The Transformational Data Center
Many things can be repurposed. Those old jeans you have can be transformed into “Daisy Duke” cut-offs, a rain barrel can become a planter, and as every bridesmaid knows, you can cut that dress down and make it a tea length—although I think this is more to justify the expense associated with buying a really ugly dress rather than a statement of fiscal practicality. Even the most esoteric item can be used to provide a service that its inventors couldn’t possibly have imagined. Take some pieces of wood and cinderblocks and, viola, you have bookshelves, or a cable spool can become a fashionable coffee table in any student house in America. One time my friend even hung a stuffed Barney from one of her fruit trees to keep the birds away. It worked, but her three-year old was reduced to tears upon discovering her favorite purple dinosaur swaying in the breeze from a peach tree branch. I bring this whole repurposing thing up because the data center industry seems to be fascinated by the fact that old buildings can be turned into data centers, and I don’t understand why.
It all started the other day when I read a headline about a former grocery store being turned into a data center. At first I almost glossed right over it. Seemed like a good idea.

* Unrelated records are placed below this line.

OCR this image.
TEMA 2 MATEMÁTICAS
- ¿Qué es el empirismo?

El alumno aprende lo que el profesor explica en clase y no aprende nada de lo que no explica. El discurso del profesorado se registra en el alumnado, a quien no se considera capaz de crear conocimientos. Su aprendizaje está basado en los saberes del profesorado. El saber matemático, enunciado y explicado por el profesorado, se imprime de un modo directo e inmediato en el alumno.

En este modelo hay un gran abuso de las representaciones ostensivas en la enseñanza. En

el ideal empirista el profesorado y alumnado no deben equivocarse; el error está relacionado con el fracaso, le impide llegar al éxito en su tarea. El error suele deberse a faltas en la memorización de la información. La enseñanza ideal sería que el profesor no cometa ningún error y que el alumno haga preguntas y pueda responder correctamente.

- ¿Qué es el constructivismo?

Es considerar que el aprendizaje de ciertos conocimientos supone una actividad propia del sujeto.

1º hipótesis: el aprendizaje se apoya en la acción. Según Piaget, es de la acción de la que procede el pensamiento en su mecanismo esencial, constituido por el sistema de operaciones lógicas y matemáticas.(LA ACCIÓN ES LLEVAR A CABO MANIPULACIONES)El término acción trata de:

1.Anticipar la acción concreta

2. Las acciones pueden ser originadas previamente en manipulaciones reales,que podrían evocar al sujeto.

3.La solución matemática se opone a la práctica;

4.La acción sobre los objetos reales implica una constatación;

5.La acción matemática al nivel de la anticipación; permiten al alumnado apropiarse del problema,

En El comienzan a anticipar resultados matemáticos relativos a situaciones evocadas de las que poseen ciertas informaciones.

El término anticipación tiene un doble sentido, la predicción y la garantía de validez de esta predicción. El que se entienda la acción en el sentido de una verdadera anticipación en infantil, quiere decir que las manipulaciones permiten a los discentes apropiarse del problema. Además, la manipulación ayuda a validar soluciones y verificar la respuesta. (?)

Grocery stores tend to be rather cavernous, so I was just about to skip over the story until I realized that somebody considered this “news”. Naturally, my curiosity was peaked. I just knew there had to be more to this story. Was Piggly-Wiggly getting into the data center market? Now that would be something different. Would they offer fresh produce in the cold aisles? A data center with a deli where you could buy one of those roasted chickens—I love those things– how convenient would that be? And since grocery stores are always located in strip malls you could add some capacity, get a haircut and pick up your dry cleaning in a single trip. Talk about your mass markets. Data centers could be as ubiquitous as those “Pack and Ship” stores.
As I plunged into the article, questions just kept popping into my mind. If you’ve got a data center and a grocery store, where do you put the beer and wine aisle? I don’t think current CFD modeling tools are equipped to handle this, and with the new ASHRAE guidelines, I’m pretty sure you couldn’t operate at a temperature suitable for a Napa Valley Cabernet. Would they have one of those horses in front that your kids can ride for a quarter? And how about a floral area? I guess you’d locate it by the card aisle so guys could easily pick-up both for that last minute anniversary or Mother’s day offering. Imagine my surprise when I delved deeper into the article to see that it was just about an old abandoned grocery store that was being turned into a data center. Big whoop.

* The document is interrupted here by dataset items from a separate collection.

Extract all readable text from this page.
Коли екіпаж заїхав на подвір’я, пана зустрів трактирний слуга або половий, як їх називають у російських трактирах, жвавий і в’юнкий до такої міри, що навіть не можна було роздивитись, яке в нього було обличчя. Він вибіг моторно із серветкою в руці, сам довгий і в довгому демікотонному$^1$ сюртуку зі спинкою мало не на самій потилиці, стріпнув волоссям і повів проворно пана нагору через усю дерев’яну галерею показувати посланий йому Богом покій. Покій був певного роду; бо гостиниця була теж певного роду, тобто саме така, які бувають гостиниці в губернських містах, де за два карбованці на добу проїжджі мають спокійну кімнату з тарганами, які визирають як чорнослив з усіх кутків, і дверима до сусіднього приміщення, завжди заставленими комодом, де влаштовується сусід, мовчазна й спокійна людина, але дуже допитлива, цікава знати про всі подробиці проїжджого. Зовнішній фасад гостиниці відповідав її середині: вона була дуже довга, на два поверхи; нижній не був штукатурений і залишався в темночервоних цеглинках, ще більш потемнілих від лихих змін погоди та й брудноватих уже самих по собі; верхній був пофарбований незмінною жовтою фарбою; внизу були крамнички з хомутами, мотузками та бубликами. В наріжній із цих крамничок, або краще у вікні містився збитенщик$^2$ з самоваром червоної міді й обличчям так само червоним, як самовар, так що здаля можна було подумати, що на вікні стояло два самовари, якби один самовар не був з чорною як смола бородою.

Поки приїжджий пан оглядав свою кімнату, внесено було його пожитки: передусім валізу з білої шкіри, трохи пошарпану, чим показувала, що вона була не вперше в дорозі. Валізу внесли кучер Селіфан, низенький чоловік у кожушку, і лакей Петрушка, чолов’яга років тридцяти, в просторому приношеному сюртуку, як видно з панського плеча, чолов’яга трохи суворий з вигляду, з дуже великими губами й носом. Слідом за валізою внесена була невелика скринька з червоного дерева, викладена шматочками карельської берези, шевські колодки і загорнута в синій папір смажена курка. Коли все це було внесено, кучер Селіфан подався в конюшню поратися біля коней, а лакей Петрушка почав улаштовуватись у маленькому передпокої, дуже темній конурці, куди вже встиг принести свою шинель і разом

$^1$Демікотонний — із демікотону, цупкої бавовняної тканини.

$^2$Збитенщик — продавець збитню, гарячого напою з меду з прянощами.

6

Since converting most buildings pretty much means stripping the interior down to the studs and putting in all the necessary accouterments does the type of abandoned building that this takes place in really matter? I used to work for a company that had a data center in an old printing building but it wasn’t like they were running copies of Sports Illustrated in one room and processing commodities trades in another. In other words, keep walking nothing to see here.
Although I’m a fan of the sensational headline, and I’ll bet your are too—who hasn’t had the urge to pick up a copy of the Weekly World News when you see that headline telling you that Michael Jackson was actually the love child of Diana Ross and Elvis—this is why I felt a little gypped by this article. I understand slow news days, but shouldn’t there be some type of moratorium on headlines that advertise something really out of the ordinary only to read about the same old thing? After all, if I can’t read about a data center that’s also a grocery store, I might as well read another article about whether Big Data is bigger than the cloud.